Some types of reduced-order models define operators with fixed base names but do so using the reduced-order model feature namespace. For example, reduced-order models that are capable of reconstructing the complete solution vector define <rom>.eval(<expr>) which evaluates the expression
<expr> using the reconstructed solution. Note that the expression
<expr> is interpreted in the context of the unreduced model. When used in a domain evaluation, expression values are computed at corresponding locations in the unreduced model (whose mesh is stored with the reduced-order model). In these respects,
<rom>.eval(<expr>) operates in the same way as the
withsol operator used for retrieving expression values from a specified solution.

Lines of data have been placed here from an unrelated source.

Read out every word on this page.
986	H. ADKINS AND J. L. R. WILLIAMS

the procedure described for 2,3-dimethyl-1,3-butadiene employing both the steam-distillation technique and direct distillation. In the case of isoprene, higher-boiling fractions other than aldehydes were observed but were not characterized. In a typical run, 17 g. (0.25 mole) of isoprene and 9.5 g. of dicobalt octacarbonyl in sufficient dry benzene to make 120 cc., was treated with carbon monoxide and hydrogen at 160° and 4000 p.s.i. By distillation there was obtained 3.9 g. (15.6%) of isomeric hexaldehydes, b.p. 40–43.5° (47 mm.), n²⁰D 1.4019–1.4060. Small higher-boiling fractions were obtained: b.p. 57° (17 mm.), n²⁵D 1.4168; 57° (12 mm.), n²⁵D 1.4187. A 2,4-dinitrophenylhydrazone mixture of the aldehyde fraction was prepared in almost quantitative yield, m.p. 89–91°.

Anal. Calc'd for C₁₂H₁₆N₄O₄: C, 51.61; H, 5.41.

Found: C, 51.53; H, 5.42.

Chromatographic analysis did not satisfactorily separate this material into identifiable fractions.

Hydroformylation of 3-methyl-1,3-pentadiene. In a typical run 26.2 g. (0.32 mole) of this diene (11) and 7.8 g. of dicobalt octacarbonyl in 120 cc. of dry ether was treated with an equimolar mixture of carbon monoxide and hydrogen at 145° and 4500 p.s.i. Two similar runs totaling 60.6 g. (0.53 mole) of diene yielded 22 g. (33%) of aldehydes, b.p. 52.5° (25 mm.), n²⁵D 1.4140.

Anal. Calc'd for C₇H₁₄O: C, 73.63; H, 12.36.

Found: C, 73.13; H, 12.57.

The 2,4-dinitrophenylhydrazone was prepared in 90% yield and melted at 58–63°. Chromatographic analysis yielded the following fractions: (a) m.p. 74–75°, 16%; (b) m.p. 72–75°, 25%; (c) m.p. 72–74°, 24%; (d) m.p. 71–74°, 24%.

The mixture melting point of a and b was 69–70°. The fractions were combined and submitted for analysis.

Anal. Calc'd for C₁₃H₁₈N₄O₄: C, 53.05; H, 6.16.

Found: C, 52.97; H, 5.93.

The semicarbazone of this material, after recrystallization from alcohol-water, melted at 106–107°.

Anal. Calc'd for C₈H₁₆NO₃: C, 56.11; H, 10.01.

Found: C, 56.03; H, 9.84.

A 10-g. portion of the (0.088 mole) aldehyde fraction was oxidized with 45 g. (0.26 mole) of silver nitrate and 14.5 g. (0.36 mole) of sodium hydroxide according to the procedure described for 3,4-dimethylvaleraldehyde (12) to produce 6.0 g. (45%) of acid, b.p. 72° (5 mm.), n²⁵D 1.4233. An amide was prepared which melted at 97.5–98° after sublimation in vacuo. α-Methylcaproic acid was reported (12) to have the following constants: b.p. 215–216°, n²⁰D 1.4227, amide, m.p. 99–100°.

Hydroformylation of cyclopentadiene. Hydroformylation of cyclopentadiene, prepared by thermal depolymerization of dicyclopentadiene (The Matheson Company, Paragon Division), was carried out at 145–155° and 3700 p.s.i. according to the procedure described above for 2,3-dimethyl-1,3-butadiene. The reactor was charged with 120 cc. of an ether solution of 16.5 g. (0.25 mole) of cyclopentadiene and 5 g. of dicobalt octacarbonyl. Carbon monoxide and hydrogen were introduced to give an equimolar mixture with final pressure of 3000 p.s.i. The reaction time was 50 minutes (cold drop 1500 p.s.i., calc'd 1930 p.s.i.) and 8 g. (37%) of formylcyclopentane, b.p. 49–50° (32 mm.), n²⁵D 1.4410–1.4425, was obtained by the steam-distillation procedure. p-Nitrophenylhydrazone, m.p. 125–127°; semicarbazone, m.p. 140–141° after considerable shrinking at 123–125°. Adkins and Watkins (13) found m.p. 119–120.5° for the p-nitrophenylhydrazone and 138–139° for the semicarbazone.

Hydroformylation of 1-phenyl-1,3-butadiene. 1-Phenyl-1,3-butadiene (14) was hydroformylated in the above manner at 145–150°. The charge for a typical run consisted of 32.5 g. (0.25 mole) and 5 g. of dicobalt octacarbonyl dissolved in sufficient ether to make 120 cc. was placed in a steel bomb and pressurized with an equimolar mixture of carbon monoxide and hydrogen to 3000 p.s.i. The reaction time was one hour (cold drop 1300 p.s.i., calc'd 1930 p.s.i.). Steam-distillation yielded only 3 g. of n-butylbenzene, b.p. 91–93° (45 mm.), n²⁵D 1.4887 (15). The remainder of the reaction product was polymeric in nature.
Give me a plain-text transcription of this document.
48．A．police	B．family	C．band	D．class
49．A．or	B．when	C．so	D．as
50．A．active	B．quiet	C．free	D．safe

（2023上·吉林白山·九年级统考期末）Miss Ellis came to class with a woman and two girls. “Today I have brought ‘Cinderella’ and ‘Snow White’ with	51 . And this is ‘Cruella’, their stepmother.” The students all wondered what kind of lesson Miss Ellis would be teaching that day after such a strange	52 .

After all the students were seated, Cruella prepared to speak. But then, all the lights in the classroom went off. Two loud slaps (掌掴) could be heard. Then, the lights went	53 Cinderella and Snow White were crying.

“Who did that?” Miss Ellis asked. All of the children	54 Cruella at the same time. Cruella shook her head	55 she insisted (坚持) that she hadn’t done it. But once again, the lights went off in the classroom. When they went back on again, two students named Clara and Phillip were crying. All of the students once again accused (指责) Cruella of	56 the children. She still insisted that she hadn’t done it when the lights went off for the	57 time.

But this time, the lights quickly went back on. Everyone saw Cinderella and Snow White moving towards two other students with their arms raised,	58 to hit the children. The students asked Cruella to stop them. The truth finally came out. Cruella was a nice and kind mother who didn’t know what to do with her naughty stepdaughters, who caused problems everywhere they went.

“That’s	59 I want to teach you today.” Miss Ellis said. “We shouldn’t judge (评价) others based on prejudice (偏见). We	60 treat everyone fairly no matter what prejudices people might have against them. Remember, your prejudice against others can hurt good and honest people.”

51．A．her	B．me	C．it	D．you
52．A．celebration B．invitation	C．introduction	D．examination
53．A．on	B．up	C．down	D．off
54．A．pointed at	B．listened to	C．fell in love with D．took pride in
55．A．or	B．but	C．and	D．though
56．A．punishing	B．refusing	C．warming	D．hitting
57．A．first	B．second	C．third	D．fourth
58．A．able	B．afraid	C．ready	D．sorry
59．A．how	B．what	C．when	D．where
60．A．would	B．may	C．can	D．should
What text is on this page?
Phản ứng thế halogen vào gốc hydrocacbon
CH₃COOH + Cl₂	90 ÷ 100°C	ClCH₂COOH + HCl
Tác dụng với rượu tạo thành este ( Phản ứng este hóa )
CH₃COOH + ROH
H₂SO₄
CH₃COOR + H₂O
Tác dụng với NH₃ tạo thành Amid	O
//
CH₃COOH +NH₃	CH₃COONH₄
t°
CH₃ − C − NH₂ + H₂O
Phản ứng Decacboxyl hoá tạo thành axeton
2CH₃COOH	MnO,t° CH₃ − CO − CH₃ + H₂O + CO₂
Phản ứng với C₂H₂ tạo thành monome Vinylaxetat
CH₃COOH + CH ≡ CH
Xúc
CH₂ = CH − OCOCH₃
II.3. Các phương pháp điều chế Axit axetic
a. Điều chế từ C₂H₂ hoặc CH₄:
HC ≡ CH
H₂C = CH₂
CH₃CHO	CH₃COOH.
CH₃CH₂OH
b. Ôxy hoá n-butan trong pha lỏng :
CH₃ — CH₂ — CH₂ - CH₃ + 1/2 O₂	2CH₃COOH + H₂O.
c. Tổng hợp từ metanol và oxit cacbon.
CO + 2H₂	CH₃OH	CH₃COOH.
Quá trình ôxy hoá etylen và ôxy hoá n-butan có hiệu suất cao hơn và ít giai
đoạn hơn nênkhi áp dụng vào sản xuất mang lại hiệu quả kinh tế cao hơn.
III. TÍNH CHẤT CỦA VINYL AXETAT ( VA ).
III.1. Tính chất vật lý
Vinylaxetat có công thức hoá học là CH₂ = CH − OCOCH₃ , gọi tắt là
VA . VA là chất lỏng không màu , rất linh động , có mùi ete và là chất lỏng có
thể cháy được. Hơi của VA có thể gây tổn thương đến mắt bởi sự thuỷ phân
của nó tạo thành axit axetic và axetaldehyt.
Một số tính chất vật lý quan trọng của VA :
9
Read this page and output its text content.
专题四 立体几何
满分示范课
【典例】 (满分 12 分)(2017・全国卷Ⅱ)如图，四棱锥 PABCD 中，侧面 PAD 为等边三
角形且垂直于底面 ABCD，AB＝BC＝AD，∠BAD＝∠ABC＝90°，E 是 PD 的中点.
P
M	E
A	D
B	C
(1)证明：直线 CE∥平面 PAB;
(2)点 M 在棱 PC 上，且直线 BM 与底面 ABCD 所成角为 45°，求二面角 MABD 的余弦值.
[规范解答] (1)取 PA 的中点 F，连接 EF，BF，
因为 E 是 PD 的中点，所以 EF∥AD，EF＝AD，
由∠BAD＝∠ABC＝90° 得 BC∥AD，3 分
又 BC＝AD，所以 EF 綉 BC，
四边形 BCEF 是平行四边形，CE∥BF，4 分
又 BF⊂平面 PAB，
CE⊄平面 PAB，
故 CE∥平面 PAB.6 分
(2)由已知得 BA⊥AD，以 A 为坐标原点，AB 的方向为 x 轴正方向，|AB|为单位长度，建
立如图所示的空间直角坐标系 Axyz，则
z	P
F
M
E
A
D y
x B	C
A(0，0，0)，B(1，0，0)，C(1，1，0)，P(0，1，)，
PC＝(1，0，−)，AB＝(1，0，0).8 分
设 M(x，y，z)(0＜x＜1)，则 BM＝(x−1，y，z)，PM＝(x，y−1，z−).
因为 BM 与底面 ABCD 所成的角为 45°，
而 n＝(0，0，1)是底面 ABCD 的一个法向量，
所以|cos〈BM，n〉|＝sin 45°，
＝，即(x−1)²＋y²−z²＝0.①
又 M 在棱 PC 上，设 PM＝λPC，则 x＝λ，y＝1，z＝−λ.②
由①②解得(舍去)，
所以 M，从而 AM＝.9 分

The eval operator defined by a reduced-order model using a stateful interface supports a complete Jacobian with respect to the reduced-order model states. This means, in practice, that it can be used for creating bidirectional couplings between a reduced-order model and the main calling model (or another reduced-order model). Not only can the
eval operator be used in other equations. It is also possible to use
test(<rom>.eval(<expr>)) to effectively modify the reduced-order equations defined by the reduced-order model.
Reduced-order models using a stateful interface define the operator <rom>.state(<index>), which provide direct access to the states declared by the reduced-order model and solved by the main solver. In situations when the states have well-defined physical meaning this can be used for adding constraints or loads directly to the states, for example.